Interest in the campaign intensified as wildfires spread throughout the province and a growing number of municipalities imposed water restrictions on residents. Some parts of Vancouver Island could have insufficient water levels by fall.

The new fee is a government effort to modernize how it regulates water use, but critics argue it doesn't go far enough. Under the new law, Nestle Waters Canada, which has become a lightning rod in the debate, would pay the government less than $600 for the 265-million litres of water it currently takes each year.

Environment Minister Mary Polak said the government conducted an analysis and determined $2.25 per million litres would be the appropriate amount to charge to maintain a water licence system. "We believed we arrived at the right amount," she told reporters on Tuesday. "I think the incremental new funding, or new revenue, would be around $11-million when it was all up and running. We believe that's sufficient, but we're going to take another look at that."

Water-rental rates vary greatly across Canada; B.C.'s is among the lowest. In comparison: Nova Scotia starts at $145.95 per million litres; Saskatchewan, $46.20; Ontario, $3.71 per million litres; and Manitoba, $1 per million litres.

Liz McDowell, the director of the petition campaign, said the rates need to be higher.

"We realized that the rental rates that were set for groundwater extraction were really, really low – much lower than other parts of the country and much lower than what we think it takes to fund a really high-quality stewardship of our water resources," she said. "In particular, we thought it was really scandalous that big industrial users, things like bottling companies, were able to access groundwater at such low rates and then, of course, make large amounts of profits off of it."

The group will deliver the petition to Ms. Polak's constituency office in Langley, B.C., on Wednesday.

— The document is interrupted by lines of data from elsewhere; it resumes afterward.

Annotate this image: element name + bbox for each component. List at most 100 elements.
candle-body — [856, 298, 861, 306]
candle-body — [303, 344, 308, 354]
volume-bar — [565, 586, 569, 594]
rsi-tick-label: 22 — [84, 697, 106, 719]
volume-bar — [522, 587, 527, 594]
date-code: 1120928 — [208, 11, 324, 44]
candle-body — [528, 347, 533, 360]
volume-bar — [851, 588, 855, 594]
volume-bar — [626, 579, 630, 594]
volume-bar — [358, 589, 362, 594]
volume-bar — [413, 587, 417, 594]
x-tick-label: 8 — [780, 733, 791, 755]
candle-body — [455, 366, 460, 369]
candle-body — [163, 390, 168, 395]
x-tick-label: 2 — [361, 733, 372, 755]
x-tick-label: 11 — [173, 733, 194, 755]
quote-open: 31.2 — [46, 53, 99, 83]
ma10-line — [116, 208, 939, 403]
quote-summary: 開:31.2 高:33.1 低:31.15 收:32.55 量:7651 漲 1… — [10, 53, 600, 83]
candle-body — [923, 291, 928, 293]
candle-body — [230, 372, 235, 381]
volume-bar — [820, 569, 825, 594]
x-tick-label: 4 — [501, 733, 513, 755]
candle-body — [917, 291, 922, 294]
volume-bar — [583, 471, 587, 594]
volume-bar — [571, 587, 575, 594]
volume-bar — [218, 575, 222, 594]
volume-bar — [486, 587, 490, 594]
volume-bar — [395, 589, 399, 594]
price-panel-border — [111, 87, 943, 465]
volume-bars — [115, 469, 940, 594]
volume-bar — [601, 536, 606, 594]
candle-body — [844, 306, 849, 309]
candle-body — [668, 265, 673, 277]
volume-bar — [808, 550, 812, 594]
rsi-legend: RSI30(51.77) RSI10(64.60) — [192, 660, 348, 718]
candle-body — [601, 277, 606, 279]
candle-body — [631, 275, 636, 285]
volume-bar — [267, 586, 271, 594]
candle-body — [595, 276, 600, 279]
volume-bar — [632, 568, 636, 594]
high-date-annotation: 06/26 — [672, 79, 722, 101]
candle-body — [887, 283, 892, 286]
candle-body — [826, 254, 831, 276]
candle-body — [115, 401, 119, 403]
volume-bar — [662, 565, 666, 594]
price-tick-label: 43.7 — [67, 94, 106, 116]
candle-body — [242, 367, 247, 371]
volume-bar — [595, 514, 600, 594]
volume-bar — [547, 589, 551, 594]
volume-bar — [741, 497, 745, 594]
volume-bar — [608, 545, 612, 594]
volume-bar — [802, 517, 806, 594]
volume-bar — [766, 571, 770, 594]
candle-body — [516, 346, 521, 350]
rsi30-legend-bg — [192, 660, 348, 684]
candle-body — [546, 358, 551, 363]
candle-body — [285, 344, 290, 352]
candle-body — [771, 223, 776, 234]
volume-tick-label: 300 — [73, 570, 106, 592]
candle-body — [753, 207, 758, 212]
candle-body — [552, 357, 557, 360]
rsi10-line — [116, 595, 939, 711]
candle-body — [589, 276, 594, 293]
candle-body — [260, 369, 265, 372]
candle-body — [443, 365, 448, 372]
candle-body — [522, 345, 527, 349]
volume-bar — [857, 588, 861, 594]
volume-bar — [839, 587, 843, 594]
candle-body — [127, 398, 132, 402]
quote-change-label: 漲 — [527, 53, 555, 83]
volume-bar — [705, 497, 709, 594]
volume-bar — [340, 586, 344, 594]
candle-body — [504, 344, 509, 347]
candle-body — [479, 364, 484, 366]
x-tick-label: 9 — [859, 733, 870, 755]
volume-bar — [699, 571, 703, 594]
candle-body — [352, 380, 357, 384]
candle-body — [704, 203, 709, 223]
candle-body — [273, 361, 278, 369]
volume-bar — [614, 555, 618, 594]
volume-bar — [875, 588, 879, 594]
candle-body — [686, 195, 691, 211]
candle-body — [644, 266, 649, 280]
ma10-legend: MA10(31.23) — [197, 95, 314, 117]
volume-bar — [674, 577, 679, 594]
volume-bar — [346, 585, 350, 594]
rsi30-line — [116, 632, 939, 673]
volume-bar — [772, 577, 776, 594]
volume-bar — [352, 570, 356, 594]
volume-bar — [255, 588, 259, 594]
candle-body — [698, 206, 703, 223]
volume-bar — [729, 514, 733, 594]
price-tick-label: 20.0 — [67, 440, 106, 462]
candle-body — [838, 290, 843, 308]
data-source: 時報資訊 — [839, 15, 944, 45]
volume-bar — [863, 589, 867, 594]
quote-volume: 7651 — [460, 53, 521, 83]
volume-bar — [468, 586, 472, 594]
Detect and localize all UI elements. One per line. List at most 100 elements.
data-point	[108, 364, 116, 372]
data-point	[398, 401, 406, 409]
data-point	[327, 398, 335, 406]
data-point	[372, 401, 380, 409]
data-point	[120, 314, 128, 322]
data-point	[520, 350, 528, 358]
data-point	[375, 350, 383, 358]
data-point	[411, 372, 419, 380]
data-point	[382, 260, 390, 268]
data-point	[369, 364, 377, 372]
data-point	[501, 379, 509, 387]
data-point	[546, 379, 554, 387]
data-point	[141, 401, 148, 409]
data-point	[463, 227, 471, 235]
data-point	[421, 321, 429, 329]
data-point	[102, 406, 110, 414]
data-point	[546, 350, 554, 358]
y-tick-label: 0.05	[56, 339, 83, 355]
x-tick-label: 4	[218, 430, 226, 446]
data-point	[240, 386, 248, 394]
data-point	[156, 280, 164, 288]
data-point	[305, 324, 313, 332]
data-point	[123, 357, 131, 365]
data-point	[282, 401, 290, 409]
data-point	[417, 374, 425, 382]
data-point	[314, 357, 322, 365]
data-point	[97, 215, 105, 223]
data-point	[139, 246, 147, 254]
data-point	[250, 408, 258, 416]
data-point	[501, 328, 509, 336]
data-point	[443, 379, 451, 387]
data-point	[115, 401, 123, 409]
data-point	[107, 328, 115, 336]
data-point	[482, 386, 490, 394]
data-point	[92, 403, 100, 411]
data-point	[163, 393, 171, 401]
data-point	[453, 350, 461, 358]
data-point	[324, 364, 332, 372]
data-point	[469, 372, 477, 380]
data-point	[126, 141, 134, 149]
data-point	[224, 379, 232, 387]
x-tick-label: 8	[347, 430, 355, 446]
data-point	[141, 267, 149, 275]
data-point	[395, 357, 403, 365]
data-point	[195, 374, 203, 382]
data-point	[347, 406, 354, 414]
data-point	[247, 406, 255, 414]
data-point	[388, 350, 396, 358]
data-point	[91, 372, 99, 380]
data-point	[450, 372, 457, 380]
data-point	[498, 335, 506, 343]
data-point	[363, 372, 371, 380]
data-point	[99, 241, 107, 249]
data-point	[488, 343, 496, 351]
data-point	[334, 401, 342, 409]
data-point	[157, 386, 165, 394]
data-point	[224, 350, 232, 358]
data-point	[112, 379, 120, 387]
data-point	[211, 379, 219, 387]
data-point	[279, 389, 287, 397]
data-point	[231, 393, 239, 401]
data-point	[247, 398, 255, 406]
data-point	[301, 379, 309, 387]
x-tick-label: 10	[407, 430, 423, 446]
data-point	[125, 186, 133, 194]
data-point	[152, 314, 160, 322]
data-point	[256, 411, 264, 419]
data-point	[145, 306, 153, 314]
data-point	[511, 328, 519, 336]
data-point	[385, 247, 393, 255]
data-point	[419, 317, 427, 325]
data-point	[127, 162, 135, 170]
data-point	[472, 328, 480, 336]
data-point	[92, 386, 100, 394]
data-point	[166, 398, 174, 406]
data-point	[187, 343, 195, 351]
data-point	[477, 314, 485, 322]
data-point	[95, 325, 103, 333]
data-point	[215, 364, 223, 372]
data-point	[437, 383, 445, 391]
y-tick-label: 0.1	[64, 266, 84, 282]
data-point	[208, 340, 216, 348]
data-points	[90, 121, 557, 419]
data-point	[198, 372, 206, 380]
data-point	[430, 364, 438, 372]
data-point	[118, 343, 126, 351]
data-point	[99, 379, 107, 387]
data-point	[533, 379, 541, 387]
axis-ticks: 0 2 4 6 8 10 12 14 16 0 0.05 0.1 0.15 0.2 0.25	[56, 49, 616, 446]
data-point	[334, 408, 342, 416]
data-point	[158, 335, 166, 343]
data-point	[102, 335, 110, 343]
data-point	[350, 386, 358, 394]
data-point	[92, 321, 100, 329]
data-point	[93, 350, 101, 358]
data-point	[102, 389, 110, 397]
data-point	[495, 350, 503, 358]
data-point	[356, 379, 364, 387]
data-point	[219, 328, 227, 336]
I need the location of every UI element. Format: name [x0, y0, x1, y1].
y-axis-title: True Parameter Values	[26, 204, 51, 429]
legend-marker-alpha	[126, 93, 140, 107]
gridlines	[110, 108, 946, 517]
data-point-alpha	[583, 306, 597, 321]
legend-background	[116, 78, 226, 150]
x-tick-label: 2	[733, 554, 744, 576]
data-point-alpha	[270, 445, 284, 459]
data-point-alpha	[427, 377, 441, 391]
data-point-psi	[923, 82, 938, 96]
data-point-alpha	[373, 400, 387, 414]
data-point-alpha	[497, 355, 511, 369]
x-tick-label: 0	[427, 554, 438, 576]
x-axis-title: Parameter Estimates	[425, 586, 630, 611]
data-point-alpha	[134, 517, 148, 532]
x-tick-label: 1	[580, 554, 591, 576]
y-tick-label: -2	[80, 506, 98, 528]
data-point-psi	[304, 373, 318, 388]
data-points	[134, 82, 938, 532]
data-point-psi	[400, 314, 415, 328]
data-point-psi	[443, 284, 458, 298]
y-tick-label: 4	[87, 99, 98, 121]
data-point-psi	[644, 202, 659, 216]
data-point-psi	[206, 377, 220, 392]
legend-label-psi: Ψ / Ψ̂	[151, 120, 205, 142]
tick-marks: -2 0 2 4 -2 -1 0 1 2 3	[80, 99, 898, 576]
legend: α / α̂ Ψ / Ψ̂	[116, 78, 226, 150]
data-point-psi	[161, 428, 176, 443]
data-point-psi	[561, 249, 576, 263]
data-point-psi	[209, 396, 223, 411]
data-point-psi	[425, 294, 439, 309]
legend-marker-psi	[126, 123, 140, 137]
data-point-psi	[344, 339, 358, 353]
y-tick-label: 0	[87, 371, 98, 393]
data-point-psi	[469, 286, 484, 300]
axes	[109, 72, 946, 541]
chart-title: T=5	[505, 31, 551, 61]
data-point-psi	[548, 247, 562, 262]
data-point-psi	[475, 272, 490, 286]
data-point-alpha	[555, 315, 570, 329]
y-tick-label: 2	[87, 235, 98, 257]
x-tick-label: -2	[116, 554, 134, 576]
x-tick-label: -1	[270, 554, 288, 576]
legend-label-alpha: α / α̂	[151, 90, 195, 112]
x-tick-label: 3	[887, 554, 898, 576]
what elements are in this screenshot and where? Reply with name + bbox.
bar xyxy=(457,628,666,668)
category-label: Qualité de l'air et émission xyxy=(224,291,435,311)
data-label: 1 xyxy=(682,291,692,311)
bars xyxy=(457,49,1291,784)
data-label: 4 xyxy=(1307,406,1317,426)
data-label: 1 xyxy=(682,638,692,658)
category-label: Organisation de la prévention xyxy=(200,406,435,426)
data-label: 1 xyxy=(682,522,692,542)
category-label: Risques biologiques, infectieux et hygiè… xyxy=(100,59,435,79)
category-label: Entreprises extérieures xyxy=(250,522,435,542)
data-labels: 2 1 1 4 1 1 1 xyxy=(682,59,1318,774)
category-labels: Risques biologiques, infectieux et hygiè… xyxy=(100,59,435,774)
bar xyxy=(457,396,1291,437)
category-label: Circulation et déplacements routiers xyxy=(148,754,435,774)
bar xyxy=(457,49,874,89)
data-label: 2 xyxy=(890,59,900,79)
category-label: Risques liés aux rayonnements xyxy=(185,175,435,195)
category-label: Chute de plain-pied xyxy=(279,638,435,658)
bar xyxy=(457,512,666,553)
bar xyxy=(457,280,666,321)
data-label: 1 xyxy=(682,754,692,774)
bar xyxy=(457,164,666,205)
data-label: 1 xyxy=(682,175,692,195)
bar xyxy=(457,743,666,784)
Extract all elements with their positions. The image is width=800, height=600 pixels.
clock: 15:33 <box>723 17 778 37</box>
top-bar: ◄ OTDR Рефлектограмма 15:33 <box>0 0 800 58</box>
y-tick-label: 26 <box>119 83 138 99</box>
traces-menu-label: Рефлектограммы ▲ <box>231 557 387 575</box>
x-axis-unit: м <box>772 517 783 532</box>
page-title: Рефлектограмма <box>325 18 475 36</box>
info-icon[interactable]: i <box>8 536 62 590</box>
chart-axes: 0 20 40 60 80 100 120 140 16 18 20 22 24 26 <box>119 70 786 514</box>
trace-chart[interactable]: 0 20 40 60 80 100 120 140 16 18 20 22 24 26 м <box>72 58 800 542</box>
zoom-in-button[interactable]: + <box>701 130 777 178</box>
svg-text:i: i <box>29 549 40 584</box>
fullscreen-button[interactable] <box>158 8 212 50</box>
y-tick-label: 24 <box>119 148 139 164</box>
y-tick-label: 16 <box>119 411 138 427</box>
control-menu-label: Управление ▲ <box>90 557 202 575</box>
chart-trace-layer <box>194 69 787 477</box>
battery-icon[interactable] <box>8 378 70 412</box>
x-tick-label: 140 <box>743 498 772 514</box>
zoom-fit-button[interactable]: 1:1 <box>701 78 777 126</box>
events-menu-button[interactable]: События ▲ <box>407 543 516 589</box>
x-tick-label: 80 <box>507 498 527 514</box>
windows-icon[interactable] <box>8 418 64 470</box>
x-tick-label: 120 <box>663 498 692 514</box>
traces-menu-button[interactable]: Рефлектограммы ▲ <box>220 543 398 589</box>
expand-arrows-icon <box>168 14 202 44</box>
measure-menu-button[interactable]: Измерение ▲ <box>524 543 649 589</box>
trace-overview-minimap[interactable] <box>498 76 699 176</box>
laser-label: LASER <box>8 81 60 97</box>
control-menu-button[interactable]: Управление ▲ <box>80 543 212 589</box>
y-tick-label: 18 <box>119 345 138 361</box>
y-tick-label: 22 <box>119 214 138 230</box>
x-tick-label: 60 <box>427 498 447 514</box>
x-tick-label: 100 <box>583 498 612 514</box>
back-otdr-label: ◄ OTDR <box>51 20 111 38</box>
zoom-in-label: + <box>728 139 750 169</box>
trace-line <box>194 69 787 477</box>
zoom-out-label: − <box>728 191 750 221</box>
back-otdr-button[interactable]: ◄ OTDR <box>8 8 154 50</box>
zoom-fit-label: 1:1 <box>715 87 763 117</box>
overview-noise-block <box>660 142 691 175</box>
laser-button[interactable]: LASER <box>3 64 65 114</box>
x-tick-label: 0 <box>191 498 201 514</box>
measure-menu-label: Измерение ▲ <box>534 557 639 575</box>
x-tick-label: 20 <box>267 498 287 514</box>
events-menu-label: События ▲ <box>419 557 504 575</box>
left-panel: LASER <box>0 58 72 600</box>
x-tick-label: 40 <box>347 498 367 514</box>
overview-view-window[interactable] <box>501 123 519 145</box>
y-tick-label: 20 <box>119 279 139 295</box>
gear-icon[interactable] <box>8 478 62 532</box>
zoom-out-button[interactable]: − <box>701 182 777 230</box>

John Challinor, an Ontario-based spokesman for Nestle Waters, said the company supports a government review of the fees, but said that should happen after the program has been in place for a year. By then, "we can evaluate if the program is self-funding and if the program is meeting requirements of the [Water Sustainability] Act," he said. "If, at that point, it's determined that the fees are not satisfactory to meet the requirements of the act, either from a financial or an ecological sustainability perspective, then the fees have to increase."

Not everyone agrees that upping the price is the right solution. Judi Tyabji, a former Liberal MLA who has long opposed bulk water exports, argued that to "charge a fair price" would be to commodify B.C.'s groundwater. "We don't want it to be captured by the phrase in NAFTA that says if a government is selling water, and it's being exported to the U.S., then we can't reduce the volume," Ms. Tyabji said.